Skugor S., Skugor A., Todorcević M., Torgersen J., Ruyter B., Krasnov A.
In addition to its central role of energy storage and release, white adipose tissue (WAT) performs complex endocrine and immune activities. WAT produces physiologically active secretory proteins, including cytokines and complement factors. Furthermore, treatment of mammalian adipocytes with cytokines and inflammatory stimulators induces immune genes, suppresses regulators of adipocyte differentiation and activates lipolysis. Previously we reported up-regulation of immune genes in the course of in vitro development of Atlantic salmon white adipocytes. If WAT is immunoactive tissue in fish, excessive deposition of fat resulting from lipid-rich diets may imply risk for health of farmed fish. In this paper we investigated how lipopolysaccharide (LPS) affects immune activity in the adipose tissue-derived stromo-vascular fraction (aSVF) of Atlantic salmon.
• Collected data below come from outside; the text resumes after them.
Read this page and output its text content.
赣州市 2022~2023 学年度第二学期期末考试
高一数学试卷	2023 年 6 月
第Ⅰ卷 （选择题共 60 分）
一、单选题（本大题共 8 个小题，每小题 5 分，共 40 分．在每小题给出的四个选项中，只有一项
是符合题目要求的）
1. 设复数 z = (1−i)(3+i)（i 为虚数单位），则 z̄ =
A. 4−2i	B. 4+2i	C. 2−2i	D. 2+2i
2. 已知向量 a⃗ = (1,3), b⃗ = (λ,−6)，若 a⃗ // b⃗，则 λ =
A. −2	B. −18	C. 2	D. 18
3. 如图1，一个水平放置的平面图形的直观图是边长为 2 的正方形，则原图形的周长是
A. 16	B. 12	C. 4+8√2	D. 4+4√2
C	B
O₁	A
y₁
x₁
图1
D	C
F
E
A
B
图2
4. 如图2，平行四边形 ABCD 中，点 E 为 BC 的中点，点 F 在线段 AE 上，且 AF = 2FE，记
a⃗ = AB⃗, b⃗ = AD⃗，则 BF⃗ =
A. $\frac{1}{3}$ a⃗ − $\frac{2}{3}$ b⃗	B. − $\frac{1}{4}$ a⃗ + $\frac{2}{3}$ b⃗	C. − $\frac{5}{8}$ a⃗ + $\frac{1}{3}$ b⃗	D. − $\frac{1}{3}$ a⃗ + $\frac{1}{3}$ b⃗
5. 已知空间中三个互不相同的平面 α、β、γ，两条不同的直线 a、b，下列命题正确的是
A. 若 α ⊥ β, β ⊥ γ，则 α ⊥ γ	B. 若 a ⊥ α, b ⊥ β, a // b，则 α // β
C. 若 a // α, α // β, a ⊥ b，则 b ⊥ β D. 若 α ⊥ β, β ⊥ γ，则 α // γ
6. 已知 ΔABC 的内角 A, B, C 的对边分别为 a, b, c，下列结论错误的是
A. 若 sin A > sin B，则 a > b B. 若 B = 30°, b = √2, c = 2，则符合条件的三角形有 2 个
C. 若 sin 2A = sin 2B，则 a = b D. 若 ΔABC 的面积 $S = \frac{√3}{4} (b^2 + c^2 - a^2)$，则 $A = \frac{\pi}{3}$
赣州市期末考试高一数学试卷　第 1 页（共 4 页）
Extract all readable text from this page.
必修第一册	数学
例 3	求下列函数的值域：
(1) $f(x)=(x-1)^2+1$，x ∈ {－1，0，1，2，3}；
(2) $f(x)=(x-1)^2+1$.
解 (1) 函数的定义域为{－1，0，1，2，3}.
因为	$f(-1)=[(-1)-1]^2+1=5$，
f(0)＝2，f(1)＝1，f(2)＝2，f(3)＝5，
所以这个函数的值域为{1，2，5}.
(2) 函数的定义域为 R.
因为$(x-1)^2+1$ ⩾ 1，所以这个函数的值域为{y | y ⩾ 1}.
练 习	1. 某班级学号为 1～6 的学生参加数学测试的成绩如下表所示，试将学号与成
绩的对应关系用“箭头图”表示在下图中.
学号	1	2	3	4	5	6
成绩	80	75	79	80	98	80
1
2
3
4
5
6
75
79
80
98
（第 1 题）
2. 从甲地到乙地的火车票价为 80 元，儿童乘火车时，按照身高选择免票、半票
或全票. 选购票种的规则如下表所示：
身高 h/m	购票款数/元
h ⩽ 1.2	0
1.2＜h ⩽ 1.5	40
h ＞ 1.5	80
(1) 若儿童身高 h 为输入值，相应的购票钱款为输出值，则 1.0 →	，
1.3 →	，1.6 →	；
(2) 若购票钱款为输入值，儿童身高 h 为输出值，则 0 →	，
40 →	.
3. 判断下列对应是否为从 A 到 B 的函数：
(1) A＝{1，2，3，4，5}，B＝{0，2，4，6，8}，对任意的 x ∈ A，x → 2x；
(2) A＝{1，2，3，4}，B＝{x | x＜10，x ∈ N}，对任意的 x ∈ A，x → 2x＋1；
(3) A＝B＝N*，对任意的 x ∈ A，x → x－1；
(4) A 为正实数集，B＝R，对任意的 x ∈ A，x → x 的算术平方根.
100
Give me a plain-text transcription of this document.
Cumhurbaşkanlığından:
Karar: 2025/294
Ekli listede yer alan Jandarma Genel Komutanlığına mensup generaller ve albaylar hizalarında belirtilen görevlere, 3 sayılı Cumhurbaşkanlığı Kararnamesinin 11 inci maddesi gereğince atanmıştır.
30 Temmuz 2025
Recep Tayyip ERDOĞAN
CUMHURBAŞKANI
Experiments were performed with confluent cultures of proliferating preadipocytes. Exposure to LPS induced expression of immune genes, including TNFalpha and TNF-dependent genes, chemokines and receptors, NFkappaB related genes, matrix metalloproteinases and genes involved in eicosanoid metabolism. LPS decreased expression of adipocyte markers and genes involved in lipid metabolism, however, in parallel, it accelerated a number of transcriptional events that take place during the adipogenic differentiation of aSVF.